Les États signataires ou ayant ratifié la Déclaration de 1992 de Rio sur l’environnement et le développement [9], de même que la Déclaration du 4 décembre 1986 des Nations Unies sur le droit au développement, se sont aussi, implicitement, engagés à garantir le droit au bonheur, sur le fondement des composantes du droit au développement. Ils ont pris ainsi l’engagement de garantir : 1) la quête incessante du bien-être collectif et individuel, qui suppose la quête du bonheur ; 2) la répartition équitable des richesses en leur sein, pour permettre à toutes et à tous d’en bénéficier dans les meilleures conditions possibles ; 3) la participation libre, active et significative du public aux affaires qui le concernent ; 4) les libertés et droits fondamentaux nécessaires à l’épanouissement de la personne humaine.

Ce droit peut être revendiqué en France [10], comme dans tout autre État de droit, sur le fondement tant de la législation nationale que des instruments régionaux ou internationaux des droits de la personne. Tous les pays s’y obligent par leurs textes constitutionnels ou fondamentaux, même si certains le garantissent mieux que d’autres. Certains le constitutionnalisent, explicitement, à l’instar de la France, des États-Unis d’Amérique, du Bhoutan [11], du Brésil [12], du Japon (Const.- art. 13), de la Corée du Sud (Const. - art.10) et autre.

D’autres fondamentalisent en utilisant les termes équivalents de droit au bien-être (Const. suédoise - chap. 1er, art. 1er), de droit au bien-être maximum (Constitution de l’Ouzbékistan - art. 14 et 20), de droit au développement, de droit au libre développement de sa personnalité (Constitution du Gabon - art. 1er), de droit à l’épanouissement intégral ou total ou au plein épanouissement [13], à l’exemple de l’Indonésie (Const. - préambule et art. 33.3), de l’Irlande (Const.- art. 45 (1)), de la République populaire de Chine (Const. - art. 42**) et du Vietnam (Const. - art. 16). Il y en a aussi qui garantissent le droit au bonheur en offrant de larges possibilités à tout citoyen ou à toute citoyenne de participer aux affaires publiques ou d’influer sur les décisions les concernant personnellement, à l’instar des pays nordiques et de la Suisse.

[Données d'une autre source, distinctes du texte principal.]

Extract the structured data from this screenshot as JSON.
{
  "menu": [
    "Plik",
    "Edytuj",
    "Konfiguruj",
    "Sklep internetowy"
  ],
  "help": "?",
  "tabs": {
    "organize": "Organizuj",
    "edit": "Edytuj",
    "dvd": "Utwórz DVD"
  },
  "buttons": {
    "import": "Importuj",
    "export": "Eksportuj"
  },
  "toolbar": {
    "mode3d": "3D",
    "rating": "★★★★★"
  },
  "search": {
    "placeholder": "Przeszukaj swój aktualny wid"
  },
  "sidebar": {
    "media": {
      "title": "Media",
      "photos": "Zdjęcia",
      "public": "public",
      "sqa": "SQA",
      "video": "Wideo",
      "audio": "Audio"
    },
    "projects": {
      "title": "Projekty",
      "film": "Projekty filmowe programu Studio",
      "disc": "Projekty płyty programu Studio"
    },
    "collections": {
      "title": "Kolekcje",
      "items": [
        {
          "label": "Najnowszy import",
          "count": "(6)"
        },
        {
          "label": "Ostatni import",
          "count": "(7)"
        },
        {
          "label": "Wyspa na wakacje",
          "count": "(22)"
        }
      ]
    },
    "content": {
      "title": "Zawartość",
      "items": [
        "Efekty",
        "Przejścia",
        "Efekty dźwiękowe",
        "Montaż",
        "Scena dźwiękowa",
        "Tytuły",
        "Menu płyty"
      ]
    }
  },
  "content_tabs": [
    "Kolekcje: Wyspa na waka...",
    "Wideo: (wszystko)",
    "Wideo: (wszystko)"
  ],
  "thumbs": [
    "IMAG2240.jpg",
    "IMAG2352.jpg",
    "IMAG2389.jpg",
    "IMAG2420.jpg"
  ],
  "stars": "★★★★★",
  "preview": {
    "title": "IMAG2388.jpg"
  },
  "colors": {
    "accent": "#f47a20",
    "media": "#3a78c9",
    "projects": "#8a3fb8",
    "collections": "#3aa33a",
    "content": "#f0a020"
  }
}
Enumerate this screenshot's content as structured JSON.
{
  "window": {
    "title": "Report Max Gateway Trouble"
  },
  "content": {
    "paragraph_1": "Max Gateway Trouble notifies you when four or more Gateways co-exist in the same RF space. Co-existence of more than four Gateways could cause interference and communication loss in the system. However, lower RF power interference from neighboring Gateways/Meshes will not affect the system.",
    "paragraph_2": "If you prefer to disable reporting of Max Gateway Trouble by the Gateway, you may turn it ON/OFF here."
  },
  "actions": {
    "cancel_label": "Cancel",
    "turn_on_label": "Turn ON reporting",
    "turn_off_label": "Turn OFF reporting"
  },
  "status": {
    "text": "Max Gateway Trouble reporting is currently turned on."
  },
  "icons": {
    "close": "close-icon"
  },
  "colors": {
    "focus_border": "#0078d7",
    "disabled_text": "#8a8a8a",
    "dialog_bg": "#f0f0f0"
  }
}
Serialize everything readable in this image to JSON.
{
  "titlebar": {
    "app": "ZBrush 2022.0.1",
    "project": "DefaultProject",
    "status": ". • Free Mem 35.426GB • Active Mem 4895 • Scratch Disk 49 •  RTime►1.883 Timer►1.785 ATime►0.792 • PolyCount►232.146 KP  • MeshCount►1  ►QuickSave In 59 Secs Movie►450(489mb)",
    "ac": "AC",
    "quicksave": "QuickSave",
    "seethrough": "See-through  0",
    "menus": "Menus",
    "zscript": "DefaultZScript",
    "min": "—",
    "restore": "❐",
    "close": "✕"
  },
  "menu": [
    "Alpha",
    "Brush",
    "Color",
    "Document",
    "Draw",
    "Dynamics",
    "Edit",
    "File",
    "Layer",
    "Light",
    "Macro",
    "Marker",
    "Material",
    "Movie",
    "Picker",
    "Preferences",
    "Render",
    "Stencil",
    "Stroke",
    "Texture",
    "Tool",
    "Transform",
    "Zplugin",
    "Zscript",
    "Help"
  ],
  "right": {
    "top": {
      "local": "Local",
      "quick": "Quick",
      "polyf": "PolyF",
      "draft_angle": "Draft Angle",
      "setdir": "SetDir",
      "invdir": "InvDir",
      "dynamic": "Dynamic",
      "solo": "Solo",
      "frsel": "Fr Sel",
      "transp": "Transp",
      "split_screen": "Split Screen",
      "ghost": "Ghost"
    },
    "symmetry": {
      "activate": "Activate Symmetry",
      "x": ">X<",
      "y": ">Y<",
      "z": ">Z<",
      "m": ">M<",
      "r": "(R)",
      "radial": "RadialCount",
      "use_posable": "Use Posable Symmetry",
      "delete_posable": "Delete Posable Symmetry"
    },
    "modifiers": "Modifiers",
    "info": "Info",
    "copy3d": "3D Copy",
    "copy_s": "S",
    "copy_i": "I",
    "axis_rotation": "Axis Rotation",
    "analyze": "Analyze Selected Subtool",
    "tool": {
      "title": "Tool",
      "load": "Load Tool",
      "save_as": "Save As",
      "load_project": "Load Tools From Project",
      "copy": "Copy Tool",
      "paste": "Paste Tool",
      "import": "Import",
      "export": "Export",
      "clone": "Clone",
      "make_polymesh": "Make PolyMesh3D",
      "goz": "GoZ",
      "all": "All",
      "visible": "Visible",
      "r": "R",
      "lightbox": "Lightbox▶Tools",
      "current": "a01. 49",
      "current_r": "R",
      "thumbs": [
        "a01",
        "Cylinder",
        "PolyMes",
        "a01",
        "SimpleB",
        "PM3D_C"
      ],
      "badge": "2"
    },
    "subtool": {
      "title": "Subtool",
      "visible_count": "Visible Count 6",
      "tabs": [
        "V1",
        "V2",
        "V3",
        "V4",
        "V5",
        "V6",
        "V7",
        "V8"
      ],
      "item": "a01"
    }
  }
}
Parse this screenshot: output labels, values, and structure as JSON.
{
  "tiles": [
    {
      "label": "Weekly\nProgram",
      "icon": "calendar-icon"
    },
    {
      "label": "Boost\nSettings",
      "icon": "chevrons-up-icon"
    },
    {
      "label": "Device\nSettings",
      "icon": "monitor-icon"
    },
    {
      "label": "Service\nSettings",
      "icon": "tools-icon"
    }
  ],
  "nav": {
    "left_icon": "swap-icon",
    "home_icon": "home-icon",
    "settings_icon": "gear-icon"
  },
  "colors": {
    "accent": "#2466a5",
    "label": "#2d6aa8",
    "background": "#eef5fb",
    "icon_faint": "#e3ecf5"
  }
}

Le droit au bonheur est consacré par quasiment toutes les Constitutions ou Lois fondamentales nationales, soit explicitement ou implicitement (notamment en posant les conditions déterminantes du bonheur ou qui garantissent le droit au bonheur, sans relater le terme de bonheur ou de droit au bonheur). Le bonheur étant le résultat de plusieurs objectifs ou buts, la plupart de ces textes fondamentalisent justement ces objectifs ou buts qui permettent de le réaliser sans le relater. Le droit constitutionnel n’étant pas d’interprétation stricte, il appartient ainsi aux femmes et hommes de lois et aux philosophes du droit de remonter à la terminologie, à l’exégèse et à la finalité de certaines normes constitutionnelles, pour pouvoir y identifier les équivalents terminologiques et les dispositions implicites du droit au bonheur.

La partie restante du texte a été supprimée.